Судьба иногда затевает с нами рискованную игру под названием "жизнь". Еще вчера я гуляла по Елисейским Полям, поражаясь бесконечной галантности французских мужчин и безупречной элегантности парижанок. И вот лежу на операционном столе, широкие кожаные ремни сковывают мои руки безжалостной хваткой, и я плачу от невозможности пережить такую потерю свободы воли. Взглянув слишком пристально в ледяные глаза смерти, начинаешь жизнь заново, с той обостренной жаждой ощущений, которая сродни самой жажде жизни, избавленной от шелухи ненужных проблем.
В палате московской больницы N 67 я и встретила эту женщину, чей рассказ поразил мое воображение своей безыскусностью и потрясающей правдой жизни. Звали ее Людмила Васильевна Борисова, в ее облике было что-то от воздушной полноты героя мультиков Карлсона, когда вес не лишает порывистой легкости движений. С первого дня она взяла на себя заботу о других, подбегая то разгладить повязку, то поправить подушку. В больнице легко поддаются желанию рассказать случайным соседям по палате прихотливо запутанные истории личной жизни. Людмила Васильевна неторопливо поведала историю о том, как она в один прекрасный день стала мамой сразу четверых младенцев разной национальности (впрочем, в наши дни их всех назвали бы лицами кавказской национальности).
- Так случилось, что мой муж меня украл... Я приехала в деревню к родителям на каникулы после второго курса Томского университета и вечером на танцах познакомилась с курсантом военного училища Виктором Борисовым. На другой вечер он пригласил меня на концерт. На третий - позвал к своим родным. Я засмущалась: еще не готова была к встрече с ними. Но он сказал, что отмечается день рождения любимой тети и нужно обязательно ее поздравить. За длинным столом сидела вся родня Виктора. Он представил меня и вдруг объявил: "Она - моя невеста. Мы договорились пожениться!.." Я вспыхнула от неожиданности, хотела убежать, но все обрадовались, усадили нас за стол. Отец Виктора сказал: "Мы Люду знаем, она девчонка неплохая... Но за тебя ее не отдадут!" Мы с Виктором договорились, что если мои родные заартачатся, сбежим, он меня украдет. Так и случилось. Как только вечером я кинула пробный камень в омут родительского покоя, началось такое! "Ты знаешь его три дня! Ты еще учишься, как будешь продолжать учебу?" Я быстро пошла на попятный, убежала в спальню, сказав, что я пошутила. А утром в окошко тихонько был подан чемоданчик, собранный мной ночью. Бдительная бабушка углядела мои манипуляции с чемоданчиком и подозрительно так прищурилась, но, как только она ослабила бдительность, я последовала в окно вслед за вещичками. Через час я уже была вместе с Виктором в поезде, мчавшем нас в Узбекистан. Так началась моя новая жизнь. Жена военного - это всегда кочевая жизнь, переезды, способность за час собрать вещи и последовать вслед за мужем в другой город, республику, страну...

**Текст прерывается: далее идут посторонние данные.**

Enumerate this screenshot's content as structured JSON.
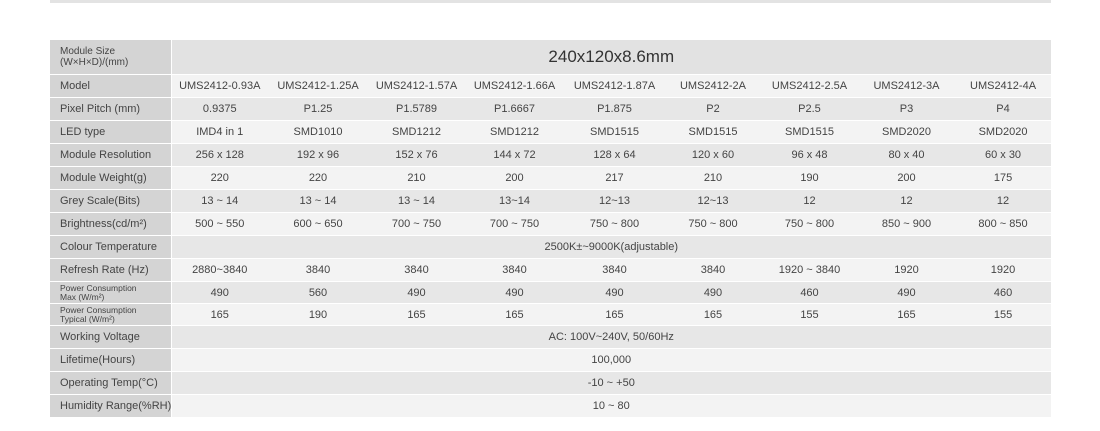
{
  "module_size": {
    "label_line1": "Module Size",
    "label_line2": "(W×H×D)/(mm)",
    "value": "240x120x8.6mm"
  },
  "rows": [
    {
      "label": "Model",
      "values": [
        "UMS2412-0.93A",
        "UMS2412-1.25A",
        "UMS2412-1.57A",
        "UMS2412-1.66A",
        "UMS2412-1.87A",
        "UMS2412-2A",
        "UMS2412-2.5A",
        "UMS2412-3A",
        "UMS2412-4A"
      ]
    },
    {
      "label": "Pixel Pitch (mm)",
      "values": [
        "0.9375",
        "P1.25",
        "P1.5789",
        "P1.6667",
        "P1.875",
        "P2",
        "P2.5",
        "P3",
        "P4"
      ]
    },
    {
      "label": "LED type",
      "values": [
        "IMD4 in 1",
        "SMD1010",
        "SMD1212",
        "SMD1212",
        "SMD1515",
        "SMD1515",
        "SMD1515",
        "SMD2020",
        "SMD2020"
      ]
    },
    {
      "label": "Module Resolution",
      "values": [
        "256 x 128",
        "192 x 96",
        "152 x 76",
        "144 x 72",
        "128 x 64",
        "120 x 60",
        "96 x 48",
        "80 x 40",
        "60 x 30"
      ]
    },
    {
      "label": "Module Weight(g)",
      "values": [
        "220",
        "220",
        "210",
        "200",
        "217",
        "210",
        "190",
        "200",
        "175"
      ]
    },
    {
      "label": "Grey Scale(Bits)",
      "values": [
        "13 ~ 14",
        "13 ~ 14",
        "13 ~ 14",
        "13~14",
        "12~13",
        "12~13",
        "12",
        "12",
        "12"
      ]
    },
    {
      "label": "Brightness(cd/m²)",
      "values": [
        "500 ~ 550",
        "600 ~ 650",
        "700 ~ 750",
        "700 ~ 750",
        "750 ~ 800",
        "750 ~ 800",
        "750 ~ 800",
        "850 ~ 900",
        "800 ~ 850"
      ]
    }
  ],
  "colour_temperature": {
    "label": "Colour Temperature",
    "value": "2500K±~9000K(adjustable)"
  },
  "refresh_rate": {
    "label": "Refresh Rate (Hz)",
    "values": [
      "2880~3840",
      "3840",
      "3840",
      "3840",
      "3840",
      "3840",
      "1920 ~ 3840",
      "1920",
      "1920"
    ]
  },
  "power_max": {
    "label_line1": "Power Consumption",
    "label_line2": "Max (W/m²)",
    "values": [
      "490",
      "560",
      "490",
      "490",
      "490",
      "490",
      "460",
      "490",
      "460"
    ]
  },
  "power_typical": {
    "label_line1": "Power Consumption",
    "label_line2": "Typical (W/m²)",
    "values": [
      "165",
      "190",
      "165",
      "165",
      "165",
      "165",
      "155",
      "165",
      "155"
    ]
  },
  "working_voltage": {
    "label": "Working Voltage",
    "value": "AC: 100V~240V, 50/60Hz"
  },
  "lifetime": {
    "label": "Lifetime(Hours)",
    "value": "100,000"
  },
  "operating_temp": {
    "label": "Operating Temp(°C)",
    "value": "-10 ~ +50"
  },
  "humidity": {
    "label": "Humidity Range(%RH)",
    "value": "10 ~ 80"
  }
}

Случилось это в Чимкенте, где она жила с мужем, майором Советской армии, и девятилетней дочерью Ириной. Когда в армянском городе Спитаке страшное землетрясение стерло с лица земли все, что могло быть снесено, на развалины были брошены силы спасателей и военных, чтобы помочь тем, кого еще можно спасти, и предать земле тех, кому уже было поздно помогать. Майор Борисов был в числе спасателей. Через несколько дней он вернулся из этой тяжелой командировки смертельно усталый, с глазами, переполненными болью... Он переступил порог квартиры, держа в руках большую картонную коробку. Поставил ее на стол и, почти виновато глядя на жену, сказал: "Их некуда было деть. Там все разрушено. Наш вертолет уже улетал, и мне пришлось взять их с собой. В общем, разберись сама..." Он как-то поспешно покинул комнату, а Людмила заглянула в коробку. Там лежали четыре младенца с исцарапанными и грязными от слез и пота лицами и покрытыми кровавыми ссадинами ручками. Они слабо пищали. К одежде были пришиты ярлычки с именами и датами рождения.

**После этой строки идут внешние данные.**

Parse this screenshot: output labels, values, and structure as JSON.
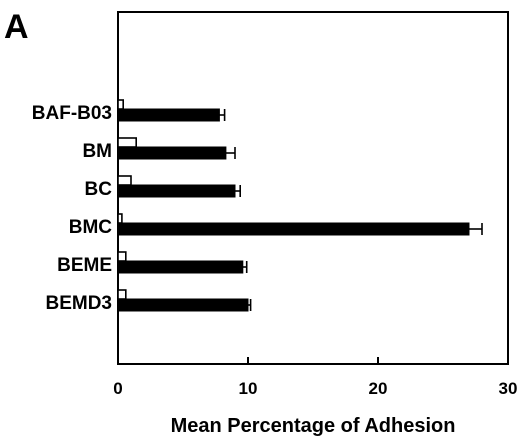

Так в доме случилось внезапное массовое прибавление семейства. Членами семьи Борисовых стали грузин Гриша, азербайджанка Лейла, армяне Саша и Анжела. Поскольку родственники этих детей могли обнаружиться, усыновление было исключено, и Борисовы взяли опеку над детьми.
- Как же вы растили их? - спрашиваю я, поскольку у меня самой были двойняшки, и я хорошо знаю, сколько забот обрушивается на мамочку в процессе кормления, выхаживания, воспитания не единственного чада. Например, невозможно приложить к груди сразу двоих, поэтому берешь одну девочку, и пока она наслаждается общением с мамой, другая недовольна и исходит отчаянным криком, жалуясь миру, что ее оставили умирать с голоду...

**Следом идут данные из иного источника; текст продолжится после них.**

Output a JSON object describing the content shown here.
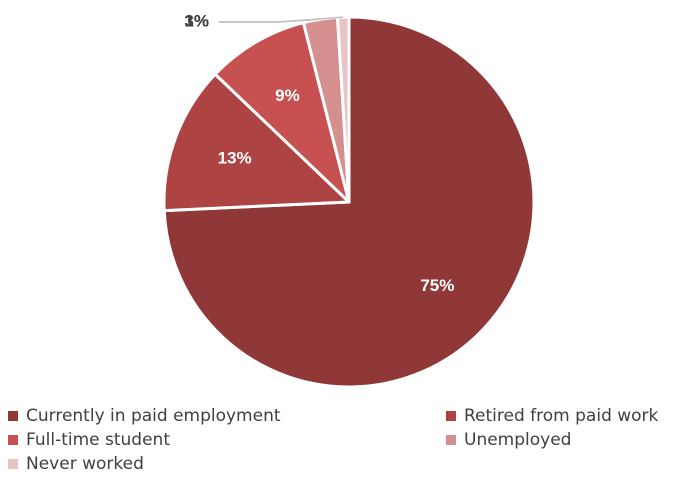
{
  "chart_data": {
    "type": "pie",
    "categories": [
      "Currently in paid employment",
      "Retired from paid work",
      "Full-time student",
      "Unemployed",
      "Never worked"
    ],
    "values": [
      75,
      13,
      9,
      3,
      1
    ],
    "data_labels": [
      "75%",
      "13%",
      "9%",
      "3%",
      "1%"
    ],
    "colors": [
      "#8f3837",
      "#ad4342",
      "#c65150",
      "#d58f8e",
      "#e8c4c4"
    ],
    "start": "12 o'clock",
    "direction": "clockwise",
    "legend_position": "bottom",
    "title": ""
  },
  "legend": {
    "items": [
      {
        "label": "Currently in paid employment",
        "color": "#8f3837"
      },
      {
        "label": "Retired from paid work",
        "color": "#ad4342"
      },
      {
        "label": "Full-time student",
        "color": "#c65150"
      },
      {
        "label": "Unemployed",
        "color": "#d58f8e"
      },
      {
        "label": "Never worked",
        "color": "#e8c4c4"
      }
    ]
  }
}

- Все было довольно просто, пока они не умели ходить. Накормишь их - они лежат себе довольные и всегда на месте, под контролем. Зато когда пошли, это были уже не шутки. Они разбегались кто куда, а я носилась в дикой панике, пытаясь их найти. Приходилось связывать их веревочкой, чтобы не растерять. Конечно, в гарнизоне нам очень помогали. Дали прекрасную четырехкомнатную квартиру, сам начальник гарнизона уступил нам ее в порыве великодушия как семье, где растет четверня. Дочка Ирина приняла детей как своих братишек и сестренок, ей нравилась роль старшей сестры. Она умела быть и строгой, дети слушались ее беспрекословно, хотя характер у всех малышей был по-кавказски вспыльчивый. Отец, приходя со службы, тщательно проверял дневники, расспрашивал про дела в школе, а потом, после ужина, все садились играть в нарды. Это были счастливые времена. Мы жили очень дружно. Мой муж однажды спросил: "Ты не обижаешься, что я взвалил на твои плечи такой груз? Когда я вез этих малышей домой, я думал: "Люда очень любит детей. Она примет их". Он и сам любил их по-настоящему. Надо было видеть его лицо, когда он с мальчишками уезжал на мотоцикле на рыбалку. Так прошло пятнадцать счастливых лет. Все кончилось внезапно. Мы никогда не скрывали от наших детей тайну их появления в нашей семье. Мы понимали, что их могут искать родные, и они должны быть готовы к изменениям в жизни. Но все равно все случилось так внезапно. Сначала приехал двоюродный дядя Лейлы и увез ее. Мы простились с нашей тоненькой черноглазой быстроногой ланью, радуясь тому, что она обрела родных, и плача от горечи разлуки. Потом в нашем доме появилась очень старенькая, с клюкой, бабушка грузина Гриши. Она была единственной оставшейся в живых из его родни. И снова мы собрали нашего мальчика в дорогу, прощаясь и скрывая слезы. Потом приехали родные Саши и Анжелы. И снова проводы, проводы навсегда.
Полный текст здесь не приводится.